Your back, of course, needs to be strong as well as flexible to help you stay active in Wheel pose, rather than resting all your weight on your wrists. To strengthen the back include Locust variations in your practice.
- For a brilliant backbending class which will help with both flexibility and strength, I highly recommend Esther Ekhart’s Sukha flow – enjoy good space
3. Hips and thighs
If you are quite flexible in your back you may not always notice tightness in the front of the hips and thighs (hip flexors) as you can still get into the basic shape of Wheel pose. However, too much restriction in the hip flexors will keep your pelvis tipping forward and so probably means that you are hinging in the lower back more, instead of getting a nice even arc in your whole back.

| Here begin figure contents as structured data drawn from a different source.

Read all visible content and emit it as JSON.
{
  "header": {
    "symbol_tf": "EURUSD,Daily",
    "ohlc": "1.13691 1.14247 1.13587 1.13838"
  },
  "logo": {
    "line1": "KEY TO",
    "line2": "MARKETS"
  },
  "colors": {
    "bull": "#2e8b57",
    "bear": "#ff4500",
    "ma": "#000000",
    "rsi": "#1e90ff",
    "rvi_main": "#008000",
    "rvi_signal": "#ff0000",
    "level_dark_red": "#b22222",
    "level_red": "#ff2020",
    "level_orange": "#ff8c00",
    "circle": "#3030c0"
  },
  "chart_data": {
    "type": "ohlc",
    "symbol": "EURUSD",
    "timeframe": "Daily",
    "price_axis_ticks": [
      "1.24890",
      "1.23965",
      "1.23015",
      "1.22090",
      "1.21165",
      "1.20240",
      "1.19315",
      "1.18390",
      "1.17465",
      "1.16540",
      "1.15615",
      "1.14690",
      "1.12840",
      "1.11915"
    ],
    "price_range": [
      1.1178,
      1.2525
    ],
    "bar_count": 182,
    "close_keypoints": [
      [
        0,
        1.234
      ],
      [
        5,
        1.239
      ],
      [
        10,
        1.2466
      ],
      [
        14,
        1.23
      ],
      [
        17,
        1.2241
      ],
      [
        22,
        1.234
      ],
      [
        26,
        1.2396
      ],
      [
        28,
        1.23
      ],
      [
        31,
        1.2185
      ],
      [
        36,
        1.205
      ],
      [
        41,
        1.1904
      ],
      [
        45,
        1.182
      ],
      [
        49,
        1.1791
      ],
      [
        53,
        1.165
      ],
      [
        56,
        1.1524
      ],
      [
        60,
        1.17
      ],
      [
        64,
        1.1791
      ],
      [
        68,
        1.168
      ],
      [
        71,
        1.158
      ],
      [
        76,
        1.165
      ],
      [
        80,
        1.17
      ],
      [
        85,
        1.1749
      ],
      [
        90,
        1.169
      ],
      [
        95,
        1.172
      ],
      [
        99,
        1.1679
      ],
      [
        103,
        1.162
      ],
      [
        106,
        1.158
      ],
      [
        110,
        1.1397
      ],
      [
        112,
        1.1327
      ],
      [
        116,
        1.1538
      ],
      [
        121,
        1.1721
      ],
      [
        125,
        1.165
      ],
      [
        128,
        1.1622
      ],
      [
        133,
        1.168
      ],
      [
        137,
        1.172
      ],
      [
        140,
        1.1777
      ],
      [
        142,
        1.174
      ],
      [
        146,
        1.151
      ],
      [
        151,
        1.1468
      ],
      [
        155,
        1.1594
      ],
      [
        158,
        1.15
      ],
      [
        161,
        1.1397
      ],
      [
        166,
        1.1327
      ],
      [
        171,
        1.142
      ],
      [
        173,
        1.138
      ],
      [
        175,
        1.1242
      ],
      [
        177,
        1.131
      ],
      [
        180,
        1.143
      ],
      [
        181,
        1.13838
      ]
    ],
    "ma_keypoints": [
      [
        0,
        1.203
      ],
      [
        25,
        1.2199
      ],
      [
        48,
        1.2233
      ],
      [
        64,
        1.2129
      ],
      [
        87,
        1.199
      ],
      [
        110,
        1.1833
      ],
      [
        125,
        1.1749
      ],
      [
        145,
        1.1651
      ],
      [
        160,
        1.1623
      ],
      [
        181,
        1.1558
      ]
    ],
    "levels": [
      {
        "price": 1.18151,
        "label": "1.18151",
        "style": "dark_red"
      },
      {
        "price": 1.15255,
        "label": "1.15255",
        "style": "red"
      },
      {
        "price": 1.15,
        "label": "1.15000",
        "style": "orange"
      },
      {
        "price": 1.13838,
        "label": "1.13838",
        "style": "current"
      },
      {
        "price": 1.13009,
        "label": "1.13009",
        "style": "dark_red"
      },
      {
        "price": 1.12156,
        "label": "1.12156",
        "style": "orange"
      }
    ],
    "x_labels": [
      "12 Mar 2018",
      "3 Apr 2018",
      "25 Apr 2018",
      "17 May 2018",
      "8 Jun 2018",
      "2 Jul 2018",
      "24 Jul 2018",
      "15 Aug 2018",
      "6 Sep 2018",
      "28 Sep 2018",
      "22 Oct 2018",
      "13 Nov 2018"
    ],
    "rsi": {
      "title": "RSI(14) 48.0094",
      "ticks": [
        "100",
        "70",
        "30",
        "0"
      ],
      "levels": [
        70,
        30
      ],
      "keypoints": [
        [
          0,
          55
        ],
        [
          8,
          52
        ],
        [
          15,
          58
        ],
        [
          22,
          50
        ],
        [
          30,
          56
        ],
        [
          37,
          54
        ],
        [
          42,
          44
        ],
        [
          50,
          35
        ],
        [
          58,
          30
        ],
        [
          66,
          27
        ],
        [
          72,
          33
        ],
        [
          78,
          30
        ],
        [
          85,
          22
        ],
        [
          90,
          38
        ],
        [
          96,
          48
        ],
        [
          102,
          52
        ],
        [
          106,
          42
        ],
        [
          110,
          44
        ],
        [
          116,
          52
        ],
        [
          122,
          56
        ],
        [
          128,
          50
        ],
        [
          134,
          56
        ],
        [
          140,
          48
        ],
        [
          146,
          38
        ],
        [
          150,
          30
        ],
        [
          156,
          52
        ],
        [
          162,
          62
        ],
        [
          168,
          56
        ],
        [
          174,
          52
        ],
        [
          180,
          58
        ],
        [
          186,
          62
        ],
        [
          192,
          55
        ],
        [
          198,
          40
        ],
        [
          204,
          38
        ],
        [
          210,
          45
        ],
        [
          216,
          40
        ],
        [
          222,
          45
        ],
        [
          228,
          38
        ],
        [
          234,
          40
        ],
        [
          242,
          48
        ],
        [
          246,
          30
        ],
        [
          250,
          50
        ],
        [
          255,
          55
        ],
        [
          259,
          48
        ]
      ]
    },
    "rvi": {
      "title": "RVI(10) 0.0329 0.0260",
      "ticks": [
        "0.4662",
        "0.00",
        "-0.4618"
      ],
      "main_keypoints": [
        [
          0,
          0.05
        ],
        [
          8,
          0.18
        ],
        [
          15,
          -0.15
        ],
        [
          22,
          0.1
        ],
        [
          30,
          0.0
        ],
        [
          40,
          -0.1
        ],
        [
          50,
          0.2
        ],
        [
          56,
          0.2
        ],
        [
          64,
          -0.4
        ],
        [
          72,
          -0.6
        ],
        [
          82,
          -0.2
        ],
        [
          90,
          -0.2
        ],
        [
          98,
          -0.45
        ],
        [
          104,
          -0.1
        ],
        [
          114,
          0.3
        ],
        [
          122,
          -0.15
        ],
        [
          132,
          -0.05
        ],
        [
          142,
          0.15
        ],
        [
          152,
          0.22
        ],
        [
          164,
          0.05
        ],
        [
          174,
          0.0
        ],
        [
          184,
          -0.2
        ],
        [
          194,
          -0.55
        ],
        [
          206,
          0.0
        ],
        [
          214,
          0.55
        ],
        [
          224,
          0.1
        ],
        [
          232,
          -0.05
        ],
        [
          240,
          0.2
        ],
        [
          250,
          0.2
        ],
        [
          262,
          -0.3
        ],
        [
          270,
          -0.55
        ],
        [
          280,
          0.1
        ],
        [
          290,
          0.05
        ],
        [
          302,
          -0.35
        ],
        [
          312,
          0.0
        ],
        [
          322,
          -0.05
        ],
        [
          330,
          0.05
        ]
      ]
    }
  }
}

See how the front of your hips and thighs feel in a High Lunge pose but keep the back knee slightly bent so that your pelvis is in a more neutral position as if you were standing in Tadasana. This will mimic the same line or action you are looking for in Wheel.
If you feel a lot of restriction there, work on that bent-knee High Lunge and also Saddle pose (Supta Virasana). Try a one-legged variation of Saddle with one foot is flat on the floor with the knee pointing up while the other leg is folded in the pose. This helps to focus the pose on your hip instead of your lower back and it also makes it easier to use plenty of blocks or cushions under your hips if you need them. Read Jose’s de Groot’s article for more Saddle Pose variations.
- Practise the bent-knee high lunge variation in Sandra Carson’s awesome Front line opening class. In this class, you’ll learn about the lines or layers of connected tissue in the body and how ‘tightness’ in the hips will affect the whole front line of your body including your belly, neck and even your shins. This class will help with all backbends regardless of where your restriction is.
Finally, as I talked about at the beginning, Wheel pose can be emotionally confronting. Apprehension, frustration, excitement are all feelings that can come up. Try some mental rehearsal before you practice Wheel pose. Take some time to visualise yourself coming into the pose, staying for five comfortable breaths, and coming out of the pose with control. Notice what thoughts or feelings comes up as you picture yourself doing the pose.
- For more on this read Olav’s advice on Tackling a Difficult Pose.
I hope that this helps give you a better understanding of how to assess your own pose so you can improve and practice safely on your own if you don’t have a teacher nearby.